Perfect specimens of young Ceps should be dipped in egg and then fine breadcrumbs and fried in a light oil. Not the healthiest of dishes but very tasty and you will have burned off plenty of calories finding the fungi earlier in the day.
Mostly, however, they are larger, older fungi when they are found, and Chanterelles are often so scarce as to only find a tiny handful, so adding them to rice is the perfect solution.
Schnitzels are a simple Austrian dish and can be made with Rose Veal, pork fillet or turkey breast.It uses bread crumbs so you can use up any bread that has gone stale, Simply break it up into smaller pieces and using the blunt end of a rolling pin pound it away to crumbs and roughly sieve it so you have fine crumbs. Great way to get rid of pent up aggression too!
For the Rice
A tablespoon of light oil
A small onion (or half a medium sized one) diced
selection of fungi also diced (you'll only need a handful or two of fungi)

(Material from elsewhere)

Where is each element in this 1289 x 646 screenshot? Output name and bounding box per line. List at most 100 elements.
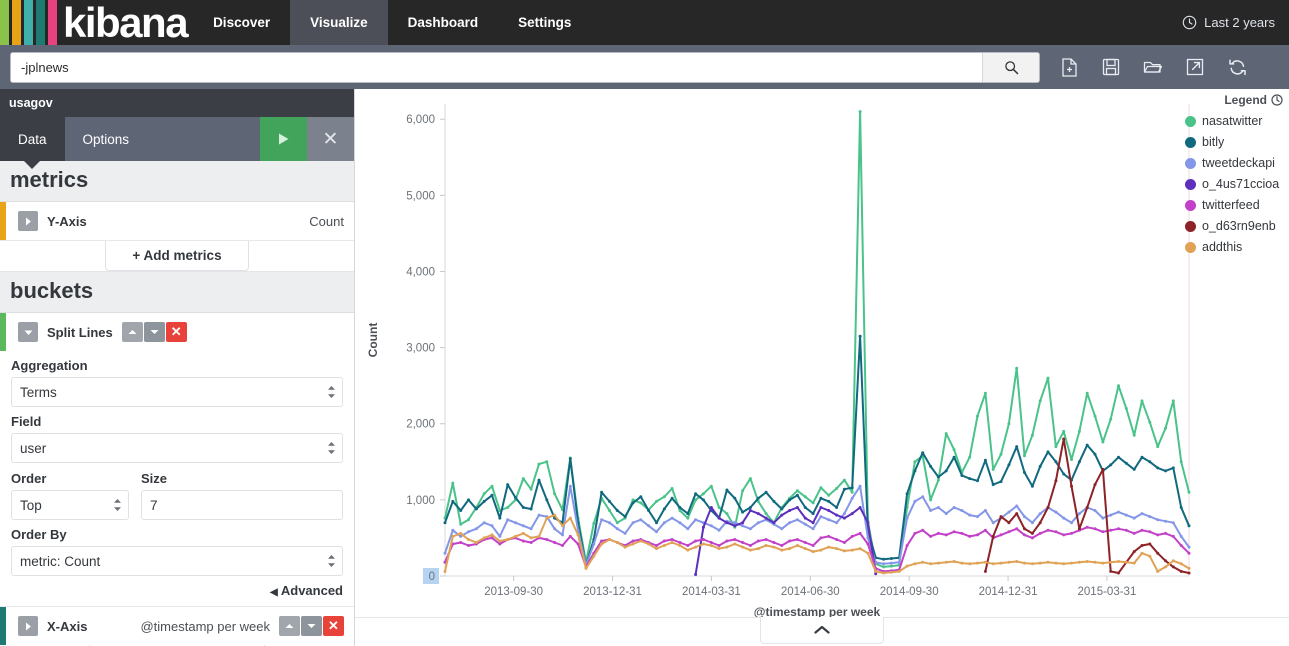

Uncooked Rice (enough for the number of people you are feeding)
Fry the diced onion in oil in a large frying pan that you have a lid for.
When the onion is glossy and translucent add the fungi and fry until they are well sweated and about half the size.
Turn down the heat and add the rice and enough boiling water to cook it in. Stir once.
Cover and cook on low heat until the rice is ready.
Serve.
Rose Veal Schnitzels
Rose Veal Escalope (Westons Farm in Bampton sell fabulous quality veal) you can use turkey breast or pork fillet
plain flour
2 eggs, well beaten
breadcrumbs.
Light oil for shallow frying
Find 3 shallow but roomy plastic boxes or metal trays. one each for the flour, eggs and breadcrumbs.
Firstly you need to beat your meat. Place it on a thick chopping board and beat it either with the blunt end of rolling pin or a proper meat beating mallet. don't do it too much so that you end up with holes in it, but it does need to be quite thin so it cooks quickly.
Take your first piece of beaten meat. drop it into the tray of flour and shake the tray back and forth till it's well coated with flour.
Take your meat out of the flour tray and drop it in the egg tray. using a fork, turn the meat over so that both sides are coated with egg. take meat out of egg using the fork and let the excess drip off, back into the eggy tray.
Now drop your meat into the breadcrumb tray and shake well so it's thoroughly coated. put on a plate till you are ready to cook it and repeat the process with each piece of meat.
Heat up a frying pan with about 1cm of light oil.
Cook your Schnitzels in batches, frying one side then the other till your schnitzel is golden brown. Put on a sheet of kitchen roll or napkin so the excess oil is absorbed into the paper. If you have lots of them to cook place the done ones in a warmed oven.
Once all are cooked, serve with rice, salad or green beans.